An instrument has been developed that measures finescale velocity and vorticity in seawater based on the principles of motional induction. This instrument, the electromagnetic vorticity meter (EMVM), measures components of the gradient and Laplacian of the electrostatic potential field induced by the motion of seawater through an applied magnetic field. The principal innovation described here is the development of a sensor for measuring small-scale vorticity. The sensor head consists of a strong NdFeB magnet, a five-electrode array, low-noise preamplifiers, and 20-Hz digitizers. The main electronics includes attitude sensors, batteries, a microprocessor, and a hard disk. The vorticity sensors are usually carried on a heavy towed vehicle capable of vertically profiling to 200 m and at tow speeds of several knots.

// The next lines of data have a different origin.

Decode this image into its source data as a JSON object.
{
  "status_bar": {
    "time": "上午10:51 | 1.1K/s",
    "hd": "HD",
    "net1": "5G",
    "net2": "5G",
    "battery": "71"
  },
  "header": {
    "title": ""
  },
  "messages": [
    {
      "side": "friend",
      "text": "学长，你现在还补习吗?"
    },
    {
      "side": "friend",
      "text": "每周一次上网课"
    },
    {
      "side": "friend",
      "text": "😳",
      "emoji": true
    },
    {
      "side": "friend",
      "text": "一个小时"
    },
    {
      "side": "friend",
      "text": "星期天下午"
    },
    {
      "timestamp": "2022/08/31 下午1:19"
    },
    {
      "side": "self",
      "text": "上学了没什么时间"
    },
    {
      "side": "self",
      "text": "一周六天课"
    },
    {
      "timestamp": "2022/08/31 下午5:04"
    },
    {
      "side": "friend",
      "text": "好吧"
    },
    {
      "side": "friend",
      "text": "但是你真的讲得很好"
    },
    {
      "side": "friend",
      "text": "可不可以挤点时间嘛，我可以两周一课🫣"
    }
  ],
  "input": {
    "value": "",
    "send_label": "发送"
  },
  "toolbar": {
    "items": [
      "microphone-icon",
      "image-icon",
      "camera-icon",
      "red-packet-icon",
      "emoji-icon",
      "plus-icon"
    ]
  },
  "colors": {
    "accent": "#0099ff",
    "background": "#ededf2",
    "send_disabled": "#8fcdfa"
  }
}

The theoretical response functions of the EMVM are evaluated for velocity and vorticity. Extensive measurements were obtained in Pickering Passage, Washington, as the sensor vertically profiled in an unstratified tidal channel. During periods of strong flow, the vertical structure of all properties confirmed expectations for a fully developed turbulent bottom boundary layer. EMVM observations of velocity and vorticity are shown to be in agreement with the theoretical response function for isotropic turbulence. A principal result is that the vertical flux of spanwise vorticity (i.e., wω y ) is positive (i.e., flux is away from seabed) and vertically uniform. The vertical eddy diffusivity for vorticity is about 5 × 10−2 m2 s−1, which is about the same value as for momentum.